Today, TSX accounts for the majority of the trading activity in Canada. However, there is one problem that exists within the Canadian Capital Markets: lack of access to consolidated market data. Close to 0% of retail investors using the direct investing platforms have access to consolidated market data, leading to ineffective decision making (NEO Exchange).

Aequitas CMV Connect – Leveraging Private Market Data

The Consolidated Market View (CMV) is one of the features that the NEO Exchange has to offer; this feature will be built on leveraging private market data. CMV’s data source will include all of the information relating to a consolidated view of the trader’s activity, across all trading venues.  This source of data has the potential to be superior to some other sources, since it’s is a consolidation of dealers participating. NEO Exchange also mentions that all confidential information is protected and no information leakage can occur.
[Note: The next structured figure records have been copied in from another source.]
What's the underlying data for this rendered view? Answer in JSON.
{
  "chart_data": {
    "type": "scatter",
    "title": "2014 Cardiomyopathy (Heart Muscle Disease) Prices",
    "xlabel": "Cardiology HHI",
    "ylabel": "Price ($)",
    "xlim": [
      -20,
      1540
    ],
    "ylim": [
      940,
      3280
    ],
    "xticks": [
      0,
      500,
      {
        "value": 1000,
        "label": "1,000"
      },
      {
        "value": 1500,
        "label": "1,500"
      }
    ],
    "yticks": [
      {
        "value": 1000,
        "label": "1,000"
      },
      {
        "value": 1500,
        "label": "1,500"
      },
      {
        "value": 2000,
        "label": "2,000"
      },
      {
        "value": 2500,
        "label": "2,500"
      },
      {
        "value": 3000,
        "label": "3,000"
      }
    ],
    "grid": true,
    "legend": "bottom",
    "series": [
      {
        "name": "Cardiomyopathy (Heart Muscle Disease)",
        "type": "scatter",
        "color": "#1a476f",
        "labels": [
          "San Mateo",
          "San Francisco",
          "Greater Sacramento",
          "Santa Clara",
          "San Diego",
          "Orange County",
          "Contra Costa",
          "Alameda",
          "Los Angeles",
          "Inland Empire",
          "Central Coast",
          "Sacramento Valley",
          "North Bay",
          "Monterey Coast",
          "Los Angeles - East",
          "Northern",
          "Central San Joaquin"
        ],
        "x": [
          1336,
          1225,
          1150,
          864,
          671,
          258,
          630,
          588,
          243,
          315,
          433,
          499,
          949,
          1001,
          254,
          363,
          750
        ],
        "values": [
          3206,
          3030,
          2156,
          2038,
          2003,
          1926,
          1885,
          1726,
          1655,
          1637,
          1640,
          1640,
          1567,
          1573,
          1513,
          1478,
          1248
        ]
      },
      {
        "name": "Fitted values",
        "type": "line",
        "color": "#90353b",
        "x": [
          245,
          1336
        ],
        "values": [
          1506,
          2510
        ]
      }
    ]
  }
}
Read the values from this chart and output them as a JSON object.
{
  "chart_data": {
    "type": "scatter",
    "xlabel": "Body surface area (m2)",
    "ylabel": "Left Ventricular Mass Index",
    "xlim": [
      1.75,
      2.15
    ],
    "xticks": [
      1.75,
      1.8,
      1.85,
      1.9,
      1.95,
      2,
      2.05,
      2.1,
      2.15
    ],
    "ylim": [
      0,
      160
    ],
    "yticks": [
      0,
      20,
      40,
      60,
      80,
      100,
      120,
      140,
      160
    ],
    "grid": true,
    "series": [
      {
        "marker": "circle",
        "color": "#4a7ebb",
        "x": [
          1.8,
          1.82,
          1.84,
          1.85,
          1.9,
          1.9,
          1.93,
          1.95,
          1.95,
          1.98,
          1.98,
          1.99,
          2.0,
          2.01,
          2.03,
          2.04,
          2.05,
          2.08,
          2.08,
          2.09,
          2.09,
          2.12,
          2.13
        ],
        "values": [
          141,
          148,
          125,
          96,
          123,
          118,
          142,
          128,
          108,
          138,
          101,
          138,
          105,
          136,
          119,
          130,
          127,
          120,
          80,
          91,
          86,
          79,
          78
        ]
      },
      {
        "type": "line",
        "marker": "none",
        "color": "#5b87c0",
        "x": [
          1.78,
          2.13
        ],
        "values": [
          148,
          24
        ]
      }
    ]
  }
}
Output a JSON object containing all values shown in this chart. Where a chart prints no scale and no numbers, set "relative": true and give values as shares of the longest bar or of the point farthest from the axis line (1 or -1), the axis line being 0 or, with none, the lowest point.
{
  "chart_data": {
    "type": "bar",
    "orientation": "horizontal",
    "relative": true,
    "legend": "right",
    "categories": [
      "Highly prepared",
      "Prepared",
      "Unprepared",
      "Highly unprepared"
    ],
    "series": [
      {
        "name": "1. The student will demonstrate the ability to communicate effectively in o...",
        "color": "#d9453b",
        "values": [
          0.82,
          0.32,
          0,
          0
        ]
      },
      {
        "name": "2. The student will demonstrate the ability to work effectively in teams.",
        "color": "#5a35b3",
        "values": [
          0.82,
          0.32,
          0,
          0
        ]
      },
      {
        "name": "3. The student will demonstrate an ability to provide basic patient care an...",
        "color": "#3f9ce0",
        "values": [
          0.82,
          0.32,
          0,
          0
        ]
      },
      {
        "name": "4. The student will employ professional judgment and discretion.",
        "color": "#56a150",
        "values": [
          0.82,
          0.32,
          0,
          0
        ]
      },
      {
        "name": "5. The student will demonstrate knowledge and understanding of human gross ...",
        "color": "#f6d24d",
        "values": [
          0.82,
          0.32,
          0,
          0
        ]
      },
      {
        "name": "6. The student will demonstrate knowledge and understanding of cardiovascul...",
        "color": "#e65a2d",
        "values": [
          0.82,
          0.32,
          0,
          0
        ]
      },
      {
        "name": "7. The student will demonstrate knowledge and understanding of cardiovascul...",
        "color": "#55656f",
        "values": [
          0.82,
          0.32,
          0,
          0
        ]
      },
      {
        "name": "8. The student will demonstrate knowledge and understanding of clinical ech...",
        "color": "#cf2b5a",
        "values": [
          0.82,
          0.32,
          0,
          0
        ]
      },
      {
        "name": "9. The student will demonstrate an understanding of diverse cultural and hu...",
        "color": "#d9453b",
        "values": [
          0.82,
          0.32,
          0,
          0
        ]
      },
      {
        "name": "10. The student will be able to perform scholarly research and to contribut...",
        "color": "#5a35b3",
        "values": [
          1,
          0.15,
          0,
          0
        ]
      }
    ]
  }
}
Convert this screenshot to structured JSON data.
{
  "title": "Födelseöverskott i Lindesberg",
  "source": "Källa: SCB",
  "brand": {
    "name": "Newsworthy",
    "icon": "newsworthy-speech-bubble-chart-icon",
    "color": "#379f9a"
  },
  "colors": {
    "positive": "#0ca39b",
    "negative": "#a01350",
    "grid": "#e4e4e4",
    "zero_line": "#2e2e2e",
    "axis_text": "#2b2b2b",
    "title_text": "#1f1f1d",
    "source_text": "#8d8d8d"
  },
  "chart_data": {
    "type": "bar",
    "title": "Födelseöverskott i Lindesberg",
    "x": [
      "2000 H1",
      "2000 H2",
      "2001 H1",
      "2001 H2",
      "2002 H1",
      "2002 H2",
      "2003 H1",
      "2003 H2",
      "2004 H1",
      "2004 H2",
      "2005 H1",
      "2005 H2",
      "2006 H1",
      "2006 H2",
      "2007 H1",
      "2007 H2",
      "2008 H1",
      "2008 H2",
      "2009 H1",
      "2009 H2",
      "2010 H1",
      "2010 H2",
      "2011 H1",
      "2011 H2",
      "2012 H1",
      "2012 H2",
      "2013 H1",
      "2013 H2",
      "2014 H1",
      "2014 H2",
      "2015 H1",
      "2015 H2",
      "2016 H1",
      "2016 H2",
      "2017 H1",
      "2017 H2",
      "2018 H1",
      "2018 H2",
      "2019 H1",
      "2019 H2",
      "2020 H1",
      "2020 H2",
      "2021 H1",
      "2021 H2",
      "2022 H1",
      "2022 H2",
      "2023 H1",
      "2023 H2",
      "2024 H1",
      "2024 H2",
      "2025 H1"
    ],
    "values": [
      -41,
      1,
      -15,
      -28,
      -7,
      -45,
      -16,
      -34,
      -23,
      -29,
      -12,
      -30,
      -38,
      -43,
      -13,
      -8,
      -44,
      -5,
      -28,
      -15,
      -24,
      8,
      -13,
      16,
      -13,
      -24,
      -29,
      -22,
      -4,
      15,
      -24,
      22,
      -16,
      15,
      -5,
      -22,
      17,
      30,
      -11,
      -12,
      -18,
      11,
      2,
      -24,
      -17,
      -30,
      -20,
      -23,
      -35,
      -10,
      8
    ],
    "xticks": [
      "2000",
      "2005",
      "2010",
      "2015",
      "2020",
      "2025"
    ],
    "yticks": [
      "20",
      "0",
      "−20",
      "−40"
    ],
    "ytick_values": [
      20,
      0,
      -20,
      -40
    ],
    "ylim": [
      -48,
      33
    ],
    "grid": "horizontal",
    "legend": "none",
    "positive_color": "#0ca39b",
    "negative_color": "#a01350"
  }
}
Currently, there is a TMX fee for data, which is $55/user. However, the CMV connect fee for data will be $25/user, which would be a savings of $0.8 million (NEO Exchange). Theoretically, cheaper trading costs will lead to higher liquidity, potentially increasing the investing activities for the Canadian Capital Markets.


The NEO exchange is a unique addition to the Canadian Stock Market. NEO Exchange believes that data is important to have access to, in order to make sound investment decisions. The exchange is tackling the problem of High Frequency Trading taking advantage of each millisecond, and Canadian investors having limited market data. Reducing the costs of investing in Canada would be beneficial for the Canadian Stock Markets – as there would be a potential increase in fund inflows, since the stock markets would be liquid.

Writer: Jelani Smith 

Disclaimer: All investing can potentially be risky. Investing or borrowing can lead into financial losses. All content on Bay Street Blog are solely for educational purposes. All other information are obtained from credible and authoritative references. Bay Street Blog is not responsible for any financial losses from the information provided. When investing or borrowing, always consult with an industry professional.